Asia report: Markets mixed as participants look to Fed meeting

by | Mar 15, 2021

Markets in Asia had given back some of their gains by the end of the day on Monday, as investors closed their pocket books ahead of the US Federal Reserve meeting later in the week.
In Japan, the Nikkei 225 was up 0.17% at 29,766.97, as the yen weakened 0.05% against the dollar to last trade at JPY 109.08.

Automation specialist Fanuc was down 0.4% and technology conglomerate SoftBank Group lost 2.49%, while fashion firm Fast Retailing gained 0.73%.

Technology and e-commerce giant Rakuten rocketed 24.1% on Monday, after it announced late on Friday that it was raiding $2.2bn in new capital through the issue of new shares.

The broader Topix index was ahead 0.91% by the end of trading in Tokyo, settling at 1,968.73.

On the mainland, the Shanghai Composite was down 0.96% at 3,419.95, and the smaller, technology-heavy Shenzhen Composite slid 2.13% at 2,172.94.

Fresh unemployment data from China’s National Bureau of Statistics showed the jobless rate for those aged 16 to 24 was 13.1% in February, as the country’s youngest workers struggled to gain work a year after the Covid-19 pandemic swept the People’s Republic.

The national urban unemployment rate for the month was comparatively mild, standing at 5.5%.

South Korea’s Kospi was off 0.28% at 3,045.71, while the Hang Seng Index in Hong Kong managed gains of 0.33% to 28,833.76.

The blue-chip technology stocks were firmer in Seoul, with Samsung Electronics down 1.21% and SK Hynix falling 2.5%.
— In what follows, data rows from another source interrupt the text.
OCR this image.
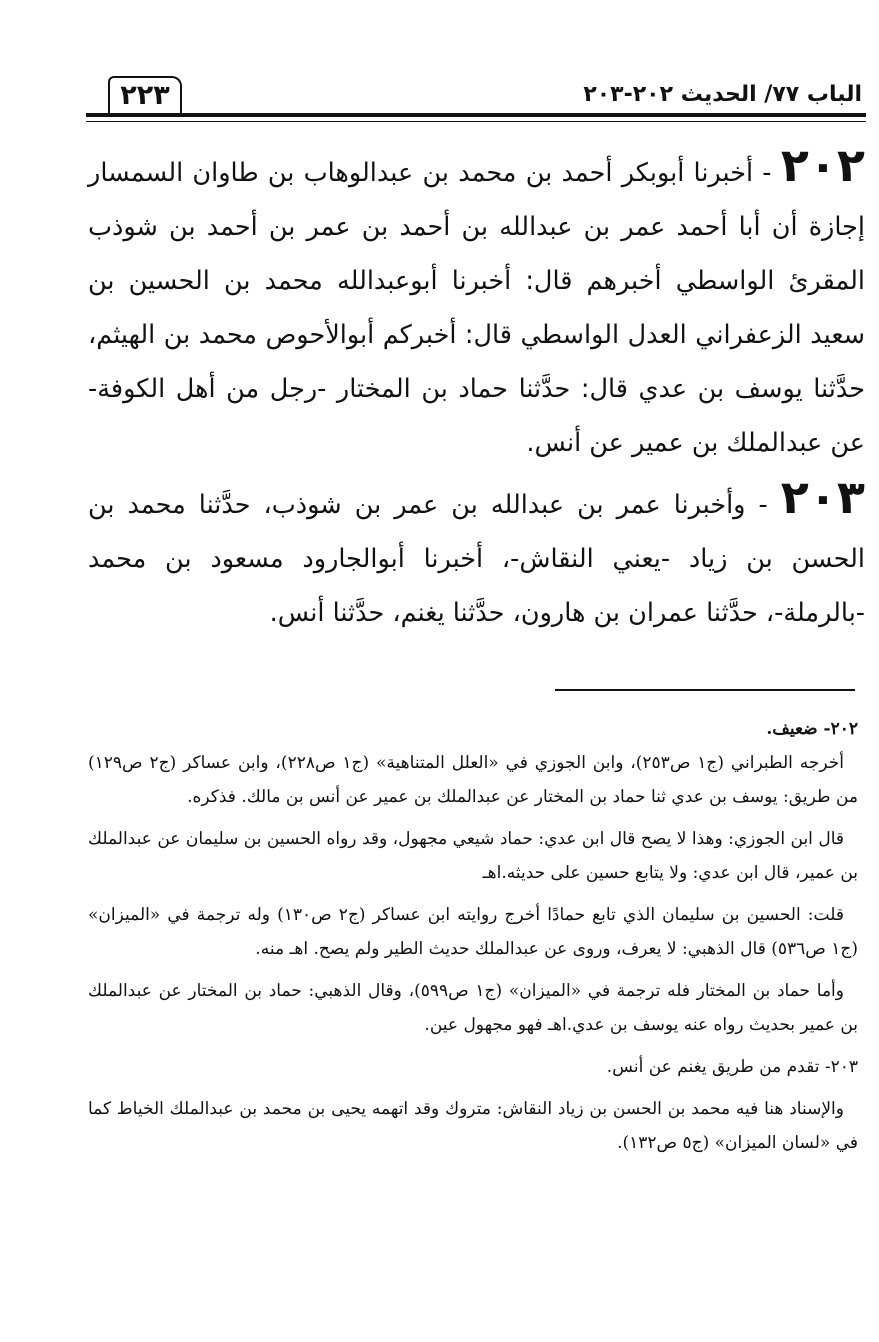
٢٢٣	الباب ٧٧/ الحديث ٢٠٢-٢٠٣

٢٠٢ - أخبرنا أبوبكر أحمد بن محمد بن عبدالوهاب بن طاوان السمسار إجازة أن أبا أحمد عمر بن عبدالله بن أحمد بن عمر بن أحمد بن شوذب المقرئ الواسطي أخبرهم قال: أخبرنا أبوعبدالله محمد بن الحسين بن سعيد الزعفراني العدل الواسطي قال: أخبركم أبوالأحوص محمد بن الهيثم، حدَّثنا يوسف بن عدي قال: حدَّثنا حماد بن المختار -رجل من أهل الكوفة- عن عبدالملك بن عمير عن أنس.

٢٠٣ - وأخبرنا عمر بن عبدالله بن عمر بن شوذب، حدَّثنا محمد بن الحسن بن زياد -يعني النقاش-، أخبرنا أبوالجارود مسعود بن محمد -بالرملة-، حدَّثنا عمران بن هارون، حدَّثنا يغنم، حدَّثنا أنس.

٢٠٢- ضعيف.

أخرجه الطبراني (ج١ ص٢٥٣)، وابن الجوزي في «العلل المتناهية» (ج١ ص٢٢٨)، وابن عساكر (ج٢ ص١٢٩) من طريق: يوسف بن عدي ثنا حماد بن المختار عن عبدالملك بن عمير عن أنس بن مالك. فذكره.

قال ابن الجوزي: وهذا لا يصح قال ابن عدي: حماد شيعي مجهول، وقد رواه الحسين بن سليمان عن عبدالملك بن عمير، قال ابن عدي: ولا يتابع حسين على حديثه.اهـ

قلت: الحسين بن سليمان الذي تابع حمادًا أخرج روايته ابن عساكر (ج٢ ص١٣٠) وله ترجمة في «الميزان» (ج١ ص٥٣٦) قال الذهبي: لا يعرف، وروى عن عبدالملك حديث الطير ولم يصح. اهـ منه.

وأما حماد بن المختار فله ترجمة في «الميزان» (ج١ ص٥٩٩)، وقال الذهبي: حماد بن المختار عن عبدالملك بن عمير بحديث رواه عنه يوسف بن عدي.اهـ فهو مجهول عين.

٢٠٣- تقدم من طريق يغنم عن أنس.

والإسناد هنا فيه محمد بن الحسن بن زياد النقاش: متروك وقد اتهمه يحيى بن محمد بن عبدالملك الخياط كما في «لسان الميزان» (ج٥ ص١٣٢).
Investors were looking ahead to the Federal Open Market Committee’s March meeting, due to take place on 16 and 17 March, where many are expecting members to revise the US GDP forecast upwards.

That would come as a result of the passing of president Joe Biden’s $1.9trn stimulus package, which will see $1,400 cheques distributed to most Americans shortly.

“The shape of the yield curve has changed appreciably this year, with the increase in long-term interest rates over the past several months and a drop in short-term interest rates in recent weeks pushing the spread between 10-year yields and overnight interest rates to its widest reading since 2017,” said Daiwa Capital Markets America chief economist Michael Moran.

“The shift has led many market participants to expect the Federal Open Market Committee to take some action to narrow this spread.

“The most common views are for the Fed to lift the rates on excess reserves and reverse repurchase agreements to nudge short-term rates higher, and to shift purchases in its quantitative easing programme toward the long end of the maturity spectrum to dampen the increase in long-term rates.”

Moran said one or both of these changes was possible, but he was looking for officials to hold the excess reserves and reverse repurchasing rates steady, and maintain the quantitative easing programme in its current form.

Oil prices were higher at the end of the Asian day, with Brent crude last up 0.2% at $69.36 per barrel, and West Texas Intermediate rising 0.21% at $65.75.

In Australia, the S&P/ASX 200 eked out gains of 0.09% to 6,773.00, as the hefty financial subindex rose 0.26% and the energy sector was ahead 0.79%.

That was offset by losses in materials plays, with that industry losing 0.61% by the close in Sydney.

Across the Tasman Sea, New Zealand’s S&P/NZX 50 was ahead 1.33% at 12,592.26, led higher by Tourism Holdings and cinema software firm Vista Group, which added 4.4% and 4.3%, respectively.

Both companies had been buoyant in recent sessions on hopes for both the travel and leisure sectors, as the rollout of coronavirus vaccines continued globally.

The down under dollars were in a mixed state against the greenback, with the Aussie last 0.12% weaker at AUD 1.2908, while the Kiwi strengthened 0.31% to NZD 1.3899.